Among the handful of startups to benefit from funding include Amwell, a Boston-based telemedicine company, that raised $194 million in Series C funding as some doctors treat patients by video messaging; Atea Pharmaceuticals, a Boston-based developer of therapies for viral diseases that raised $215 million in Series D funding; and Lowell startup Rapid Micro Biosystems, a provider of microbial detection technology, that received $120 million.
BostInno reported that fundraising for new investments by venture capital and private equity firms was less but still evident.
Cohere Capital Partners, a Boston-based private equity firm focused exclusively on middle-market growth companies, closed its initial fund at $200 million, and Founder Collective raised $85 million for its newest fund, BostInno reported.
Below are the startups that raised capital in May, according to data compiled by BostInno.
- LaunchPad Medical of Lowell received a $2.5 million Direct-to-Phase II Small Business Innovation Research grant from the National Institute of Neurological Disorders and Stroke to advance the development of Tetranite, its bone adhesive biomaterial technology.

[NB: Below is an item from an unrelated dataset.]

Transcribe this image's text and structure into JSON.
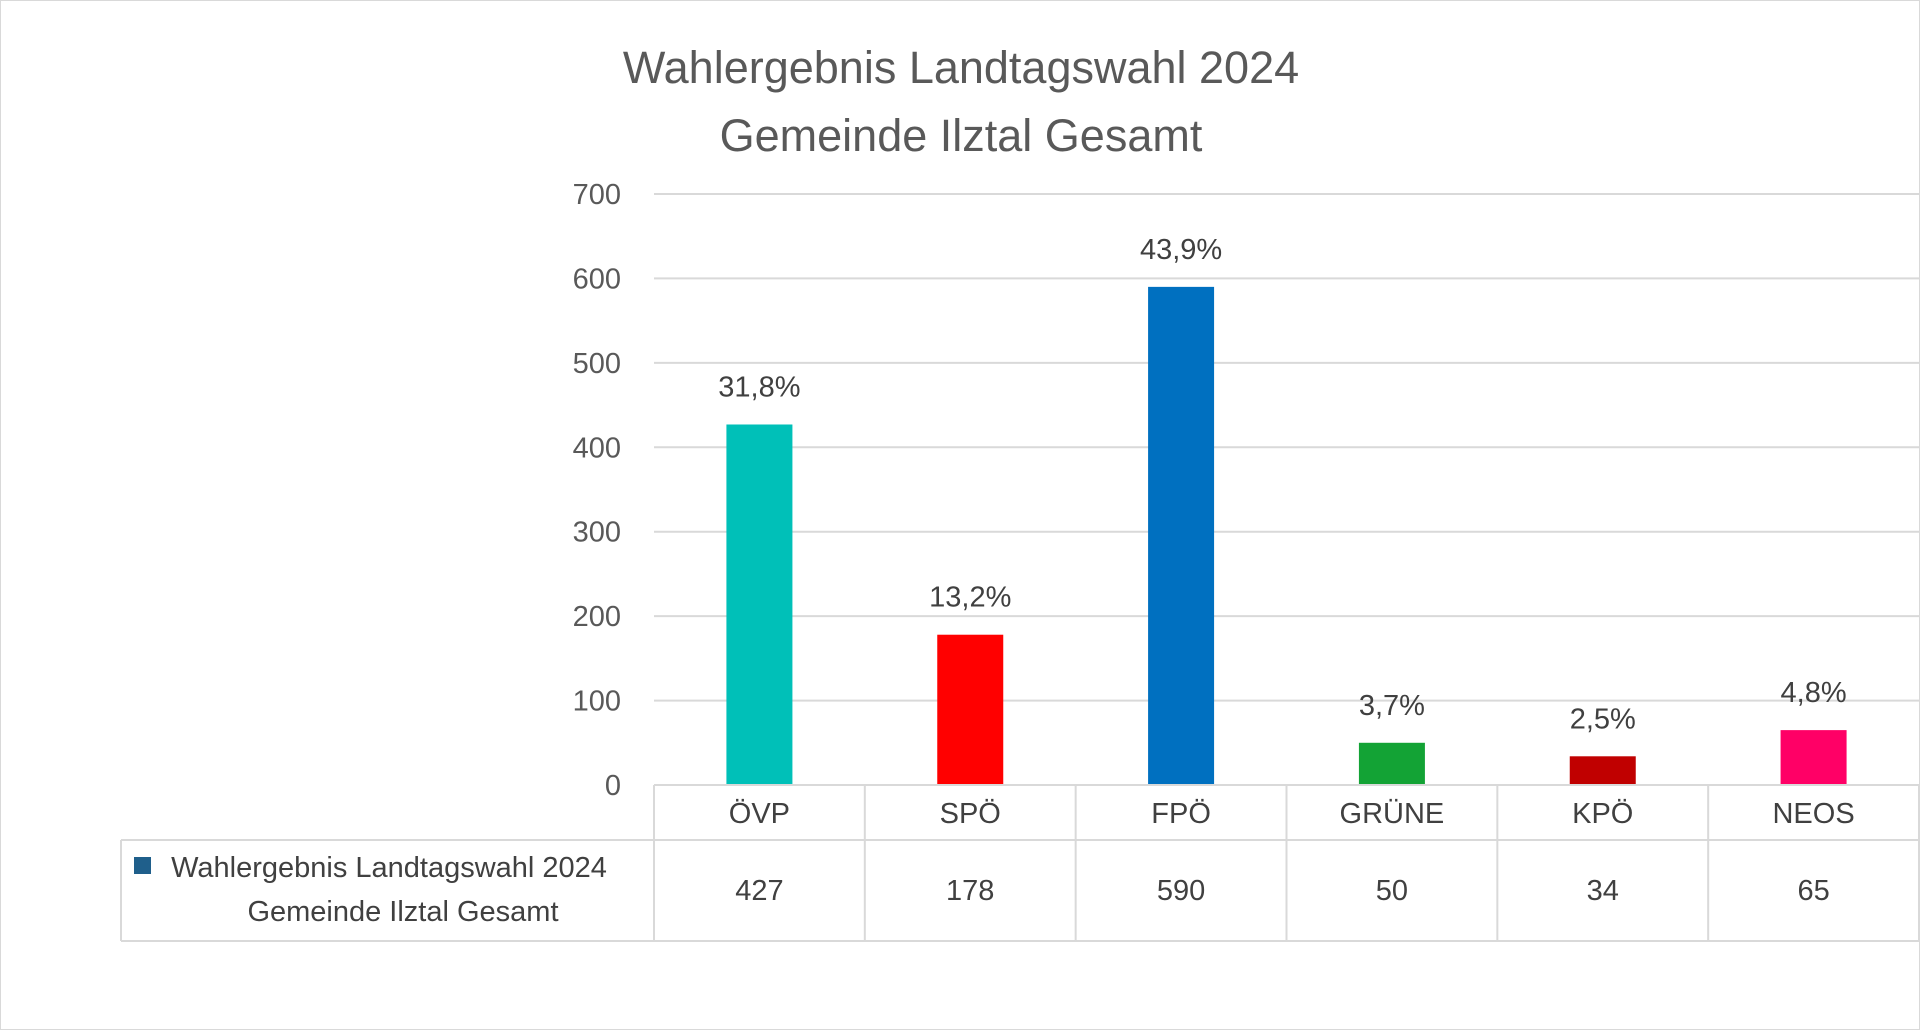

- Boston-based Jellyfish, a startup behind an engineering management platform, raised more than $12 million in Series A funding from Accel and Wing Venture Capital.
- Digital Guardian, of Waltham, a data loss prevention software company, raised $35 million in equity, according to a Securities and Exchange Commission (SEC) filing.

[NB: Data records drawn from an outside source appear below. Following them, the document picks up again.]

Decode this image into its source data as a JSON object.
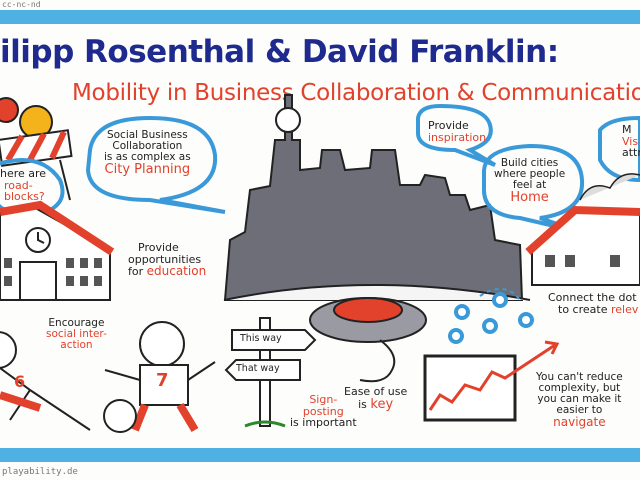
{
  "corner_text": "cc-nc-nd",
  "footer_text": "playability.de",
  "title": "ilipp Rosenthal & David Franklin:",
  "subtitle": "Mobility in Business Collaboration & Communicatio",
  "notes": {
    "roadblocks_1": "here are",
    "roadblocks_2": "road-",
    "roadblocks_3": "blocks?",
    "social_1": "Social Business",
    "social_2": "Collaboration",
    "social_3": "is as complex as",
    "social_4": "City Planning",
    "inspire_1": "Provide",
    "inspire_2": "inspiration",
    "build_1": "Build cities",
    "build_2": "where people",
    "build_3": "feel at",
    "build_4": "Home",
    "vis_1": "M",
    "vis_2": "Vis",
    "vis_3": "attr",
    "opp_1": "Provide",
    "opp_2": "opportunities",
    "opp_3": "for",
    "opp_4": "education",
    "enc_1": "Encourage",
    "enc_2": "social inter-",
    "enc_3": "action",
    "sign_a": "This way",
    "sign_b": "That way",
    "signpost_1": "Sign-",
    "signpost_2": "posting",
    "signpost_3": "is important",
    "ease_1": "Ease of use",
    "ease_2": "is",
    "ease_3": "key",
    "dots_1": "Connect the dot",
    "dots_2": "to create",
    "dots_3": "relev",
    "complex_1": "You can't reduce",
    "complex_2": "complexity, but",
    "complex_3": "you can make it",
    "complex_4": "easier to",
    "complex_5": "navigate",
    "jersey_number": "7",
    "jersey_number_2": "6"
  },
  "colors": {
    "frame_blue": "#4fb1e3",
    "title_blue": "#1f2a8f",
    "accent_red": "#e2412c",
    "speech_blue": "#3a9ad9",
    "city_gray": "#6e6e78"
  }
}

- Ventus Therapeutics launched with $60 million from Versant Ventures and GV. The company, which has offices in Waltham and Montreal, said it plans to create drugs that target the immune system’s first line of defense.
- Cambridge-based agtech startup CiBO Technologies raised $10 million in equity, according to an SEC filing.

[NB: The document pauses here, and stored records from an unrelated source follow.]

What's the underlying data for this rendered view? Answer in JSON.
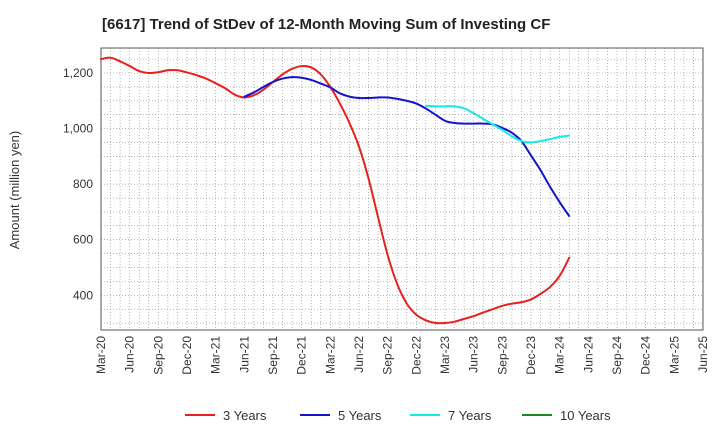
{
  "chart_data": {
    "type": "line",
    "title": "[6617]  Trend of StDev of 12-Month Moving Sum of Investing CF",
    "xlabel": "",
    "ylabel": "Amount (million yen)",
    "x_tick_labels": [
      "Mar-20",
      "Jun-20",
      "Sep-20",
      "Dec-20",
      "Mar-21",
      "Jun-21",
      "Sep-21",
      "Dec-21",
      "Mar-22",
      "Jun-22",
      "Sep-22",
      "Dec-22",
      "Mar-23",
      "Jun-23",
      "Sep-23",
      "Dec-23",
      "Mar-24",
      "Jun-24",
      "Sep-24",
      "Dec-24",
      "Mar-25",
      "Jun-25"
    ],
    "y_ticks": [
      400,
      600,
      800,
      1000,
      1200
    ],
    "y_tick_labels": [
      "400",
      "600",
      "800",
      "1,000",
      "1,200"
    ],
    "ylim": [
      275,
      1290
    ],
    "grid": true,
    "legend_position": "bottom",
    "series": [
      {
        "name": "3 Years",
        "color": "#e8201e",
        "values": [
          1250,
          1255,
          1242,
          1225,
          1207,
          1200,
          1203,
          1210,
          1210,
          1202,
          1192,
          1180,
          1163,
          1145,
          1122,
          1112,
          1120,
          1140,
          1168,
          1195,
          1215,
          1225,
          1220,
          1195,
          1150,
          1090,
          1020,
          935,
          820,
          680,
          545,
          440,
          370,
          330,
          310,
          300,
          300,
          305,
          315,
          325,
          338,
          350,
          362,
          370,
          375,
          385,
          405,
          430,
          470,
          535
        ]
      },
      {
        "name": "5 Years",
        "color": "#1414c8",
        "values": [
          null,
          null,
          null,
          null,
          null,
          null,
          null,
          null,
          null,
          null,
          null,
          null,
          null,
          null,
          null,
          1115,
          1130,
          1150,
          1168,
          1180,
          1185,
          1183,
          1175,
          1162,
          1148,
          1127,
          1115,
          1110,
          1110,
          1112,
          1112,
          1107,
          1100,
          1090,
          1072,
          1050,
          1028,
          1020,
          1018,
          1018,
          1018,
          1015,
          1002,
          985,
          955,
          903,
          850,
          790,
          735,
          685
        ]
      },
      {
        "name": "7 Years",
        "color": "#17e8e8",
        "values": [
          null,
          null,
          null,
          null,
          null,
          null,
          null,
          null,
          null,
          null,
          null,
          null,
          null,
          null,
          null,
          null,
          null,
          null,
          null,
          null,
          null,
          null,
          null,
          null,
          null,
          null,
          null,
          null,
          null,
          null,
          null,
          null,
          null,
          null,
          1082,
          1080,
          1080,
          1080,
          1073,
          1055,
          1035,
          1015,
          995,
          972,
          955,
          950,
          955,
          962,
          970,
          975
        ]
      },
      {
        "name": "10 Years",
        "color": "#1a8a1a",
        "values": []
      }
    ]
  }
}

- XRHealth netted a $450,000 grant from the Israeli Innovation Authority to fight COVID-19.
- Waltham-based Viridian Therapeutics, a biopharmaceutical company focusing on natural chemical-free therapeutics, sold shares worth $2 million in a $5 million equity round.
- Day Zero Diagnostics, founded in 2016 at Pagliuca Harvard Life Lab, was awarded $6.2 million in funding from Boston-based Combating Antibiotic Resistant Bacteria Biopharmaceutical Accelerator.